Bitmob has conjured up the first installment to a multi-part interview with long-time BioWare writer David Gaider. This initial entry focuses on how he landed his job at BioWare, his daily responsibilities, and what sort of creative freedom he has:
LG: What is the writing process like? Separate writers work on different characters and scenarios. Do you guys kind of all come together at some point and share your work?
DG: We tend to work in the same room. Right now we have what's called "the writers pit" where everyone on the same project works nearby, so writers can bounce ideas off of each other.
A project requires a lot of writing, so we do split everything up. You have an area of responsibility.
It depends on the phase, right? The initial phrase is all about coming up with the concepts and what is our overall story. We have to break it down into whatever the quests involve and make sure that the quest design is solid. The writer is not alone in that. Several other disciplines in design are involved and help design the quests.

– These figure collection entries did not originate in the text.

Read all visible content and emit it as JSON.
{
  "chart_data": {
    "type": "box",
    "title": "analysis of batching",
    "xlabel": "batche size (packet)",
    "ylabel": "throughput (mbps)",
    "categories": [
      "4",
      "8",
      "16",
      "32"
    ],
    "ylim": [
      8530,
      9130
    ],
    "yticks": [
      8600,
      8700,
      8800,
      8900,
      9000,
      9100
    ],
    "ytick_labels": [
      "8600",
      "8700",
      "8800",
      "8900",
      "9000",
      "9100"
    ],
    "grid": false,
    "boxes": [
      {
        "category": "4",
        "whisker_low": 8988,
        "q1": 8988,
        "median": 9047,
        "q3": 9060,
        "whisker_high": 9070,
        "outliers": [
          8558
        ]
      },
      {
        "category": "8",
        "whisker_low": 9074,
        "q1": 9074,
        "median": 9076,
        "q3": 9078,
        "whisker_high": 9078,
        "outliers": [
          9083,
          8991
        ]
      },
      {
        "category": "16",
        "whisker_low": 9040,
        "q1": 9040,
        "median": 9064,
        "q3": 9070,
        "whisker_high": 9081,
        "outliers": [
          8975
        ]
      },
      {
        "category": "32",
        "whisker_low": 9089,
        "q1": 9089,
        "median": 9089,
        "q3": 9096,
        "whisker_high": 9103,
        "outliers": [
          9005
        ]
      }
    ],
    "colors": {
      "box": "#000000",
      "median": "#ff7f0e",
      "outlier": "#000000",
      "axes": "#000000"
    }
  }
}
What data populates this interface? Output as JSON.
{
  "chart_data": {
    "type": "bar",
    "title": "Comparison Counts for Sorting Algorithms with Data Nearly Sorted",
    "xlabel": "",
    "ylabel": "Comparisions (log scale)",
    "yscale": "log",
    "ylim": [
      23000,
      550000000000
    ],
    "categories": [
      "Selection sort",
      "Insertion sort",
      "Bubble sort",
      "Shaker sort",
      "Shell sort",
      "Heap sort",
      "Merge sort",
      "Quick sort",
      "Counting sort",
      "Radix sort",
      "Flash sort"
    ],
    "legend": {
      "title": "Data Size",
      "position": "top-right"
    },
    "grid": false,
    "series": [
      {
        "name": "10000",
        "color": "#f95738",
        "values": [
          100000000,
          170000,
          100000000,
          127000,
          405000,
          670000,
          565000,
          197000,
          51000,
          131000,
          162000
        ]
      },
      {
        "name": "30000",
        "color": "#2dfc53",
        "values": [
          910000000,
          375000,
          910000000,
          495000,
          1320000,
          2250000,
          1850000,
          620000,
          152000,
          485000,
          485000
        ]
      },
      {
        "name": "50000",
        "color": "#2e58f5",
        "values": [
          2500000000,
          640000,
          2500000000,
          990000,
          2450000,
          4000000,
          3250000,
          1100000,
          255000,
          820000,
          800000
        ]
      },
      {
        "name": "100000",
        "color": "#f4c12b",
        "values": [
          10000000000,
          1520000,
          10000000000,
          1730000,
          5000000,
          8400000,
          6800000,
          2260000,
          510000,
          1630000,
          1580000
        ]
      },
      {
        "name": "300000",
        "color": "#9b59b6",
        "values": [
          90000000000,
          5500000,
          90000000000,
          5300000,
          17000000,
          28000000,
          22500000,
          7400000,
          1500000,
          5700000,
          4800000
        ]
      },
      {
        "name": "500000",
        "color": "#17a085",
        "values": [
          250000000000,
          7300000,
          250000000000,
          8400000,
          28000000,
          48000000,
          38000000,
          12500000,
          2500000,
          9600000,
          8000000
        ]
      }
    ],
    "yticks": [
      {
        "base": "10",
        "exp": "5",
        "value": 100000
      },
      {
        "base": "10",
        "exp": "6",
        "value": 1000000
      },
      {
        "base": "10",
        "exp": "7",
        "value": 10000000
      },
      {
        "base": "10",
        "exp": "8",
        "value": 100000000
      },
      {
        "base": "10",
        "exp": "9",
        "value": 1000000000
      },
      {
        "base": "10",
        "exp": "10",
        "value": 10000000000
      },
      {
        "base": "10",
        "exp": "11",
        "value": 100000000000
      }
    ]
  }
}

The writer just takes an overall responsibility for it, but we don't write them ourselves.
I think some people picture it as top down, like the writer says "this is what I'm writing," and everybody else in the company runs around to implement our vision. That's not quite the way it is. The overall vision is the responsibility of the lead designer. The other disciplines, like the combat designers or level designers, add their two cents...like "we'd like to try this" or "can we do a quest that focuses on this gameplay element."
Once you've got that broken down, it's a matter of the writer putting together the dialogue for it. We try that out and see if it's fun and revise and then try it out again and then revise. You end up throwing out a lot of stuff you worked on.
Sometimes it just isn't working, and it ends up getting cut. That's always heartbreaking.